My argument goes along with the notion that social media and constant information [maybe don't cause, but certainly] promote short attention spans. We get so hyped up on being in the know about the latest craze that we rarely have the time to mature our interest in the previous one. I hear plenty about Kony nowadays, but seldom do I hear mention of Japan's recovery from the Fukushima Daiichi catastrophe. What about the earthquakes in Haiti and Indonesia that together killed more than half a million people? Those were popular topics to care about at one time too.

This video is a tennis ball and we are the dog playing fetch. We get all worked up about it for a while, but then we get tired or we see a squirrel over yonder and our attention is quickly broken. There will be another disaster or social issue this year that will attract a ton of attention/sympathy and the Kony 2012 movement will fade. It's an election year: attention spans don't exist anyway.

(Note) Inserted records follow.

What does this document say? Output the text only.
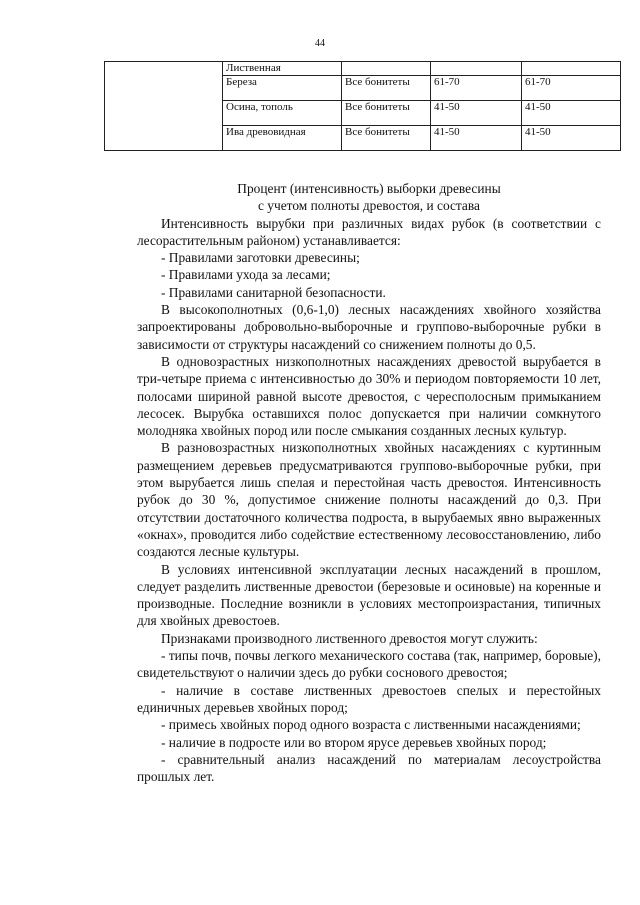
44
	Лиственная			
	Береза	Все бонитеты	61-70	61-70
	Осина, тополь	Все бонитеты	41-50	41-50
	Ива древовидная	Все бонитеты	41-50	41-50

Процент (интенсивность) выборки древесины

с учетом полноты древостоя, и состава

Интенсивность вырубки при различных видах рубок (в соответствии с лесорастительным районом) устанавливается:

- Правилами заготовки древесины;

- Правилами ухода за лесами;

- Правилами санитарной безопасности.

В высокополнотных (0,6-1,0) лесных насаждениях хвойного хозяйства запроектированы добровольно-выборочные и группово-выборочные рубки в зависимости от структуры насаждений со снижением полноты до 0,5.

В одновозрастных низкополнотных насаждениях древостой вырубается в три-четыре приема с интенсивностью до 30% и периодом повторяемости 10 лет, полосами шириной равной высоте древостоя, с чересполосным примыканием лесосек. Вырубка оставшихся полос допускается при наличии сомкнутого молодняка хвойных пород или после смыкания созданных лесных культур.

В разновозрастных низкополнотных хвойных насаждениях с куртинным размещением деревьев предусматриваются группово-выборочные рубки, при этом вырубается лишь спелая и перестойная часть древостоя. Интенсивность рубок до 30 %, допустимое снижение полноты насаждений до 0,3. При отсутствии достаточного количества подроста, в вырубаемых явно выраженных «окнах», проводится либо содействие естественному лесовосстановлению, либо создаются лесные культуры.

В условиях интенсивной эксплуатации лесных насаждений в прошлом, следует разделить лиственные древостои (березовые и осиновые) на коренные и производные. Последние возникли в условиях местопроизрастания, типичных для хвойных древостоев.

Признаками производного лиственного древостоя могут служить:

- типы почв, почвы легкого механического состава (так, например, боровые), свидетельствуют о наличии здесь до рубки соснового древостоя;

- наличие в составе лиственных древостоев спелых и перестойных единичных деревьев хвойных пород;

- примесь хвойных пород одного возраста с лиственными насаждениями;

- наличие в подросте или во втором ярусе деревьев хвойных пород;

- сравнительный анализ насаждений по материалам лесоустройства прошлых лет.
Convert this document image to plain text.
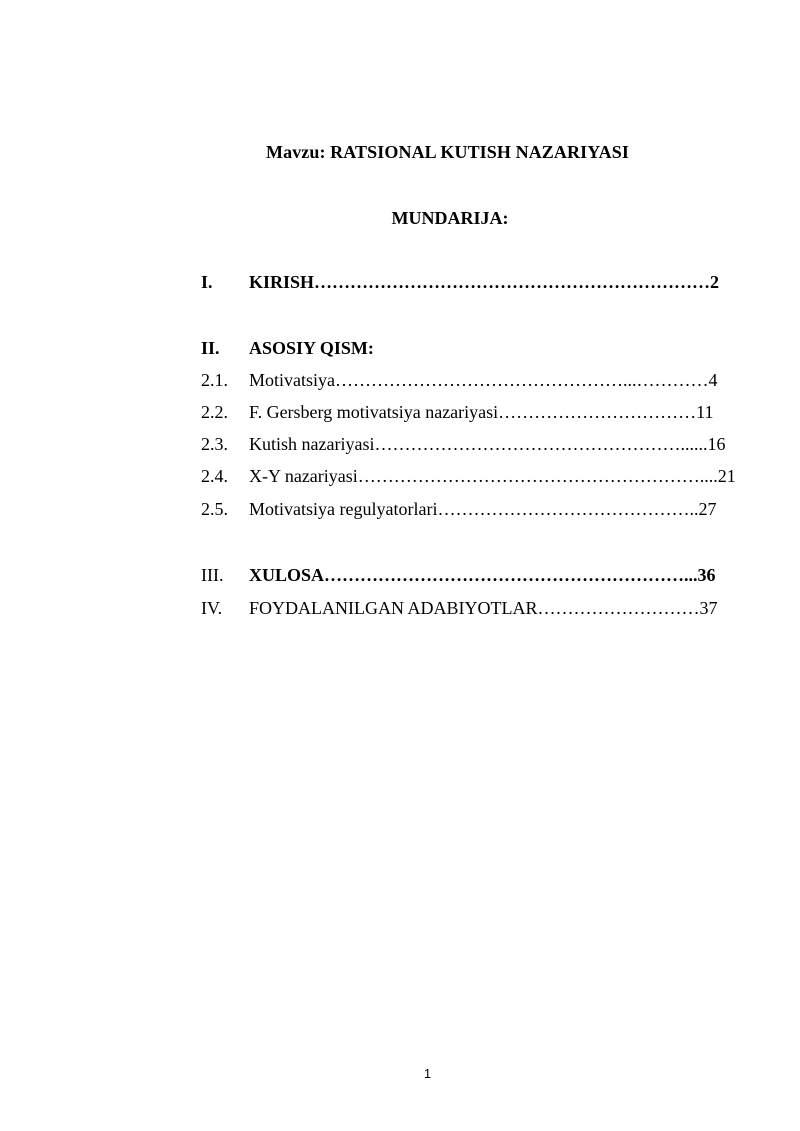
Mavzu: RATSIONAL KUTISH NAZARIYASI
MUNDARIJA:
I. KIRISH…………………………………………………………2
II. ASOSIY QISM:
2.1. Motivatsiya…………………………………………...…………4
2.2. F. Gersberg motivatsiya nazariyasi……………………………11
2.3. Kutish nazariyasi……………………………………………......16
2.4. X-Y nazariyasi…………………………………………………....21
2.5. Motivatsiya regulyatorlari……………………………………..27
III. XULOSA……………………………………………………...36
IV. FOYDALANILGAN ADABIYOTLAR………………………37
1
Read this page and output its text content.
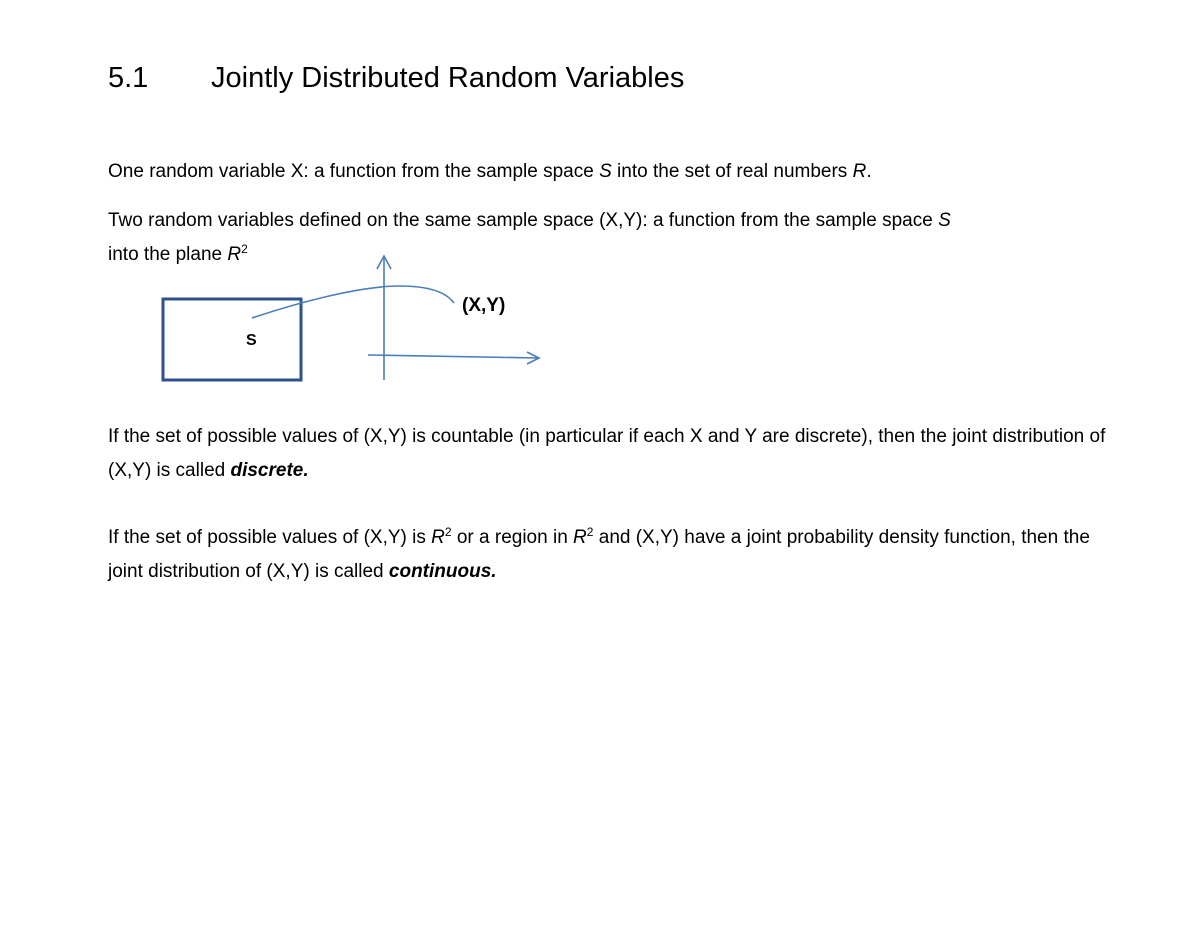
5.1 Jointly Distributed Random Variables

One random variable X: a function from the sample space S into the set of real numbers R.

Two random variables defined on the same sample space (X,Y): a function from the sample space S
into the plane $R^2$

S
(X,Y)

If the set of possible values of (X,Y) is countable (in particular if each X and Y are discrete), then the joint distribution of (X,Y) is called discrete.

If the set of possible values of (X,Y) is $R^2$ or a region in $R^2$ and (X,Y) have a joint probability density function, then the joint distribution of (X,Y) is called continuous.
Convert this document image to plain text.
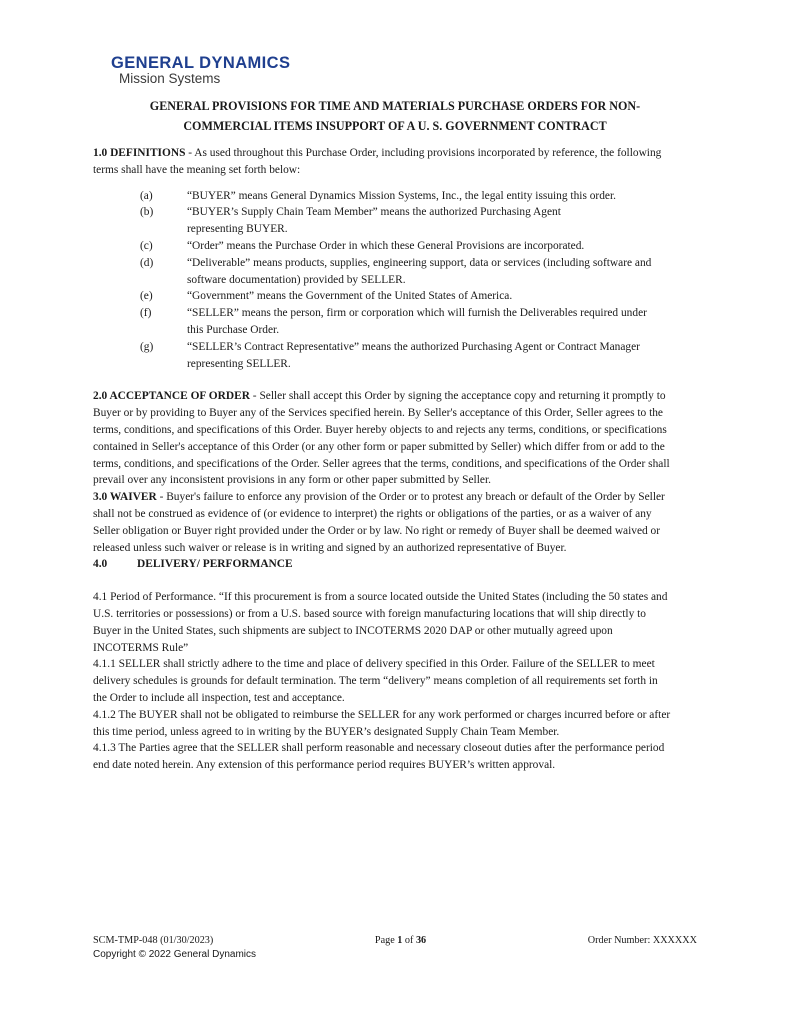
GENERAL DYNAMICS
Mission Systems
GENERAL PROVISIONS FOR TIME AND MATERIALS PURCHASE ORDERS FOR NON-
COMMERCIAL ITEMS INSUPPORT OF A U. S. GOVERNMENT CONTRACT

1.0 DEFINITIONS - As used throughout this Purchase Order, including provisions incorporated by reference, the following terms shall have the meaning set forth below:

(a)	“BUYER” means General Dynamics Mission Systems, Inc., the legal entity issuing this order.
(b)	“BUYER’s Supply Chain Team Member” means the authorized Purchasing Agent representing BUYER.
(c)	“Order” means the Purchase Order in which these General Provisions are incorporated.
(d)	“Deliverable” means products, supplies, engineering support, data or services (including software and software documentation) provided by SELLER.
(e)	“Government” means the Government of the United States of America.
(f)	“SELLER” means the person, firm or corporation which will furnish the Deliverables required under this Purchase Order.
(g)	“SELLER’s Contract Representative” means the authorized Purchasing Agent or Contract Manager representing SELLER.

2.0 ACCEPTANCE OF ORDER - Seller shall accept this Order by signing the acceptance copy and returning it promptly to Buyer or by providing to Buyer any of the Services specified herein. By Seller's acceptance of this Order, Seller agrees to the terms, conditions, and specifications of this Order. Buyer hereby objects to and rejects any terms, conditions, or specifications contained in Seller's acceptance of this Order (or any other form or paper submitted by Seller) which differ from or add to the terms, conditions, and specifications of the Order. Seller agrees that the terms, conditions, and specifications of the Order shall prevail over any inconsistent provisions in any form or other paper submitted by Seller.

3.0 WAIVER - Buyer's failure to enforce any provision of the Order or to protest any breach or default of the Order by Seller shall not be construed as evidence of (or evidence to interpret) the rights or obligations of the parties, or as a waiver of any Seller obligation or Buyer right provided under the Order or by law. No right or remedy of Buyer shall be deemed waived or released unless such waiver or release is in writing and signed by an authorized representative of Buyer.

4.0	DELIVERY/ PERFORMANCE

4.1 Period of Performance. “If this procurement is from a source located outside the United States (including the 50 states and U.S. territories or possessions) or from a U.S. based source with foreign manufacturing locations that will ship directly to Buyer in the United States, such shipments are subject to INCOTERMS 2020 DAP or other mutually agreed upon INCOTERMS Rule”

4.1.1 SELLER shall strictly adhere to the time and place of delivery specified in this Order. Failure of the SELLER to meet delivery schedules is grounds for default termination. The term “delivery” means completion of all requirements set forth in the Order to include all inspection, test and acceptance.

4.1.2 The BUYER shall not be obligated to reimburse the SELLER for any work performed or charges incurred before or after this time period, unless agreed to in writing by the BUYER’s designated Supply Chain Team Member.

4.1.3 The Parties agree that the SELLER shall perform reasonable and necessary closeout duties after the performance period end date noted herein. Any extension of this performance period requires BUYER’s written approval.

SCM-TMP-048 (01/30/2023)	Page 1 of 36	Order Number: XXXXXX
Copyright © 2022 General Dynamics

It really bothers me that mere awareness is suggested to be the answer to solving a complex global issue. I do believe that the more complicated a problem is the simpler the answer ought to be, and Invisible Children supplies a simple answer. They fail to ask if this is the right simple answer though. You could say that putting Kony behind bars is the eventual goal of this campaign. Still, Kony and the LRA are symptoms, not the problem behind it. The ICC wanted list is not just one name. There are villains like Kony all over the world and every time one is removed another is there to take his/her place. For all the attention this campaign is getting, it's a shame that the intent is so limited. Maybe the question we should be asking isn't "how do we put Joseph Kony on trial at the Hague?" but instead one of thew following:
  • How do we get the United States to support the International Criminal Court?
  • How do we reduce drought and famine in sub-Saharan Africa (the leading causes of genocide and war in the third world)?
  • How do we change our nation's attitude to international intervention beyond economic interests?
  • How do we raise Western knowledge about the geographical and cultural nuances within the African continent so that things don't get ignored until dictators are placed on a most wanted list?
When we don't solve the root of the problem, the problem will adapt and return in stronger form. Joseph Kony, congratulations, the world is aware of you. Too bad you're not the root issue.
I won't contribute to more views to the Kony 2012 video, but you can see what Ugandans think of it.

I'm actually relieved to see so much public criticism of the video. However, I think that much of it is from social pressure to stick with the popular opinion, just like the wavelike fervor in support of the video in it's earliest days. Social media and my generation has a lot of potential behind it, but we're still maturing. We may have found our purpose, but we can't stop there. We need to get beyond awareness.